Perhaps I am missing something, but I don’t see that being true. If we calculate the number of oxygen molecules in the loop using the ideal gas law and Dalton’s law, we arrive at a number independent of ambient pressure.

Dalton’s law:
(1) ppO2 = fO2*P
or
(2) fO2 = ppO2/P
Where ‘fO2’ is the mole fraction of O2 in the mix and ‘P’ is the total pressure (pressure in the loop, equal to ambient pressure).

As noted, 'fO2' is the mole fraction of O2, that is, 'n' being the total number of gas molecules and 'nO2' being the number of oxygen molecules:
(3) fO2 = nO2/n

From (2) and (3), we get:
(4) nO2/n = ppO2/P
(5) nO2 = n*ppO2/P

Ideal gas law:
(6) P*V = n*R*T
Where ‘P’ is the pressure of the gas mix (pressure in the loop), ‘V’ is the volume (in this case, total loop volume), ‘n’ the total number of gas molecules, ‘R’ is a constant, and ‘T’ is the temperature.

Solving (6) for ‘n’:
(7) n = P*V/(R*T)

Now, combining (5) and (7):
(8) nO2 = ppO2*V/(R*T)

Therefore, for a given loop volume (‘V’) and temperature (‘T), the number of O2 molecules in the loop should depend solely on ‘ppO2’.
I didn’t read but look, if you are at 7ATA. Air is compressed 7x times, so in one litre you have the equivalent of 7 litres of molecules at 1ATA, so there is 7x more molecules of everything including O2
 
I didn’t read but look, if you are at 7ATA. Air is compressed 7x times, so in one litre you have the equivalent of 7 litres of molecules at 1ATA, so there is 7x more molecules of everything including O2

In your example, you are taking the same mix at different total pressures. The partial pressure of O2 would not stay constant.


Edit:

To illustrate my point above, take a cylinder and fill it to 2atm with pure O2. In this case, ppO2 = P = 2atm.

Now, start adding nitrogen to the cylinder (keeping the oxygen in, just to be clear). No matter how much N2 you add, ppO2 will remain constant (at 2atm in this example), as will the number of O2 molecules. What will change is the total pressure.
 
In your example, you are taking the same mix at different total pressures. The partial pressure of O2 would not stay constant.

I do not know much about CCRs but I replied in the context of this post so maybe there is some confusion.

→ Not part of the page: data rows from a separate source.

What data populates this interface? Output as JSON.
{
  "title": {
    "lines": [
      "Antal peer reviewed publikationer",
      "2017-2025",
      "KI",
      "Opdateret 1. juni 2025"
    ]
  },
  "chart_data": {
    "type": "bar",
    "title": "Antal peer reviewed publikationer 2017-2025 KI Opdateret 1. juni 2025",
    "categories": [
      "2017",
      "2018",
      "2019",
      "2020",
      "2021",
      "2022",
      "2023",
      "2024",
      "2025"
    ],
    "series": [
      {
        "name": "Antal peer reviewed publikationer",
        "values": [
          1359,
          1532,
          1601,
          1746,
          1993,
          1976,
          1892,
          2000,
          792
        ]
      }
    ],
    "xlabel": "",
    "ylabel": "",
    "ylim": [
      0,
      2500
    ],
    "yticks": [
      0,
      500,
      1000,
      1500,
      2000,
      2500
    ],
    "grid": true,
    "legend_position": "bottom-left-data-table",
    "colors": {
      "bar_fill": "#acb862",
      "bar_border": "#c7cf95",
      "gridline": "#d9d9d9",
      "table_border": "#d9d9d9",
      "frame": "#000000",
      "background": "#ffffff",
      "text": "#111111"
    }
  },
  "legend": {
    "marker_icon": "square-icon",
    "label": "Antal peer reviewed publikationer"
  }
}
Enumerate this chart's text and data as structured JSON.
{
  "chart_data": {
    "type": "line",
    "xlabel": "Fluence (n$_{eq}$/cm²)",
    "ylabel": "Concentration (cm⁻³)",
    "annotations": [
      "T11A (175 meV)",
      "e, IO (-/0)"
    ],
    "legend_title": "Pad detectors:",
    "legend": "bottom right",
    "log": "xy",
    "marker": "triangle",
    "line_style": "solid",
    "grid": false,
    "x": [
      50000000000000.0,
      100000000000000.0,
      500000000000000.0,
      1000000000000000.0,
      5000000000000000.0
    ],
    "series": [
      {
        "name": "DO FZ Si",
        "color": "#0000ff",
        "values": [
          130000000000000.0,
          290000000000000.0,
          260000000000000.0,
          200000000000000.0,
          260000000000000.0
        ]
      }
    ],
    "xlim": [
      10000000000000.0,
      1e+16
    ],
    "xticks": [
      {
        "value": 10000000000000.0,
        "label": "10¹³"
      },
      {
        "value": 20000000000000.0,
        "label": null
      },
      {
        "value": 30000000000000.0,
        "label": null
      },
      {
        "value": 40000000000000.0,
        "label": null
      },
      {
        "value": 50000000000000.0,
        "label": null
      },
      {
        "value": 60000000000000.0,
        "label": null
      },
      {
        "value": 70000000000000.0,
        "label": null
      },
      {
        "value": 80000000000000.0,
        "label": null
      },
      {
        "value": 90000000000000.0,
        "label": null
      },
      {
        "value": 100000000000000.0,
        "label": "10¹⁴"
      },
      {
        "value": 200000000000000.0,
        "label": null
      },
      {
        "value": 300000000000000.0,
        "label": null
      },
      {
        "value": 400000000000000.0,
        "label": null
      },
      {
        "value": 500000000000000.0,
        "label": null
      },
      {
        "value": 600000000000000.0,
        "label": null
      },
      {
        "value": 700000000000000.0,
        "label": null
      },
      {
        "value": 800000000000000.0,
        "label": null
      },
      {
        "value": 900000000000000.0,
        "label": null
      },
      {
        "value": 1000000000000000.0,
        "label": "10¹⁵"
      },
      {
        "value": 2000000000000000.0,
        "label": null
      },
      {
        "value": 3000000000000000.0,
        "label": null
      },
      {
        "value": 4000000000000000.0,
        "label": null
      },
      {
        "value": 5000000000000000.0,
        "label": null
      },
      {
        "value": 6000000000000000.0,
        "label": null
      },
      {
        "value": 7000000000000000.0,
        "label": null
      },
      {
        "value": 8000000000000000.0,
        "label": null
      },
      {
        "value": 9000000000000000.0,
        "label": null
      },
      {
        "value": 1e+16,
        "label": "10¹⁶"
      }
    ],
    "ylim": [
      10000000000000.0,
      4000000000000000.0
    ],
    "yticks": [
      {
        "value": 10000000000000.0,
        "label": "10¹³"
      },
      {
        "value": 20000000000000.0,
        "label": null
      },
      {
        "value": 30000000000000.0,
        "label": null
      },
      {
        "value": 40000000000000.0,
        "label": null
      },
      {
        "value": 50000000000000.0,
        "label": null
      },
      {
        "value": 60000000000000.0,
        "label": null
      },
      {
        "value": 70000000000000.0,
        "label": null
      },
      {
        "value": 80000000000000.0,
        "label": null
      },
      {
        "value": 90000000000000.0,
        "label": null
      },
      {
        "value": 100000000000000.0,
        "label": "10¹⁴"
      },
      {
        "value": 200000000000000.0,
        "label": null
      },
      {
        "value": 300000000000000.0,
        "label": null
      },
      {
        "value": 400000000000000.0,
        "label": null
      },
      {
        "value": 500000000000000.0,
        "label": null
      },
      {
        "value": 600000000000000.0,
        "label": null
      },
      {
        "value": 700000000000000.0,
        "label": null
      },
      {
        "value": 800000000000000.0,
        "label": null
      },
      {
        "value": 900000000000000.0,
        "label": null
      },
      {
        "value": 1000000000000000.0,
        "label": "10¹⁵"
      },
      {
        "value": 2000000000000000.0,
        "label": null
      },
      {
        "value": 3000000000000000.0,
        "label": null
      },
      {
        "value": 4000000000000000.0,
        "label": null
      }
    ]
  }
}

Relying on the O2 in your diluent for your metabolism is called "semi-closed". Basically flushing the loop every X breaths to replenish the fO2 in there. How many breaths depends on the diluent, the depth, and your workload. But no matter what the dil was, at 6m with no O2 injected or regular loop flushes, the loop will go hypoxic and you will gradually fall asleep, drown, and die.
 
Sorry I worded my post above incorrectly trying to respond to the "just breath air dil" idea that was mentioned.

The ppO2 drop (ignore the fO2 as its not relevant and I was not thinking clearly) is much faster as you ascend and especially for small changes in depth near the surface vs at depth. That's partly why there are far more hypoxic events at or near the surface. Just going from 10m to the surface drops the ppO2 in half which is a much larger drop than when the deceased went from 70m up to 60m.
 
Are you talking about sensors or controllers?

Yes. Whatever you have more than one of.

It's a well known problem in Comp.Sci., google for raft consensus or look here: Raft for the darling du jour solution if interested. (It's a cute visualization, to a computer geek anyway.)

(Another Comp.Sci. darling is mathematical induction: if "two is one, one is none", it follows that two is none. As well as any other number.)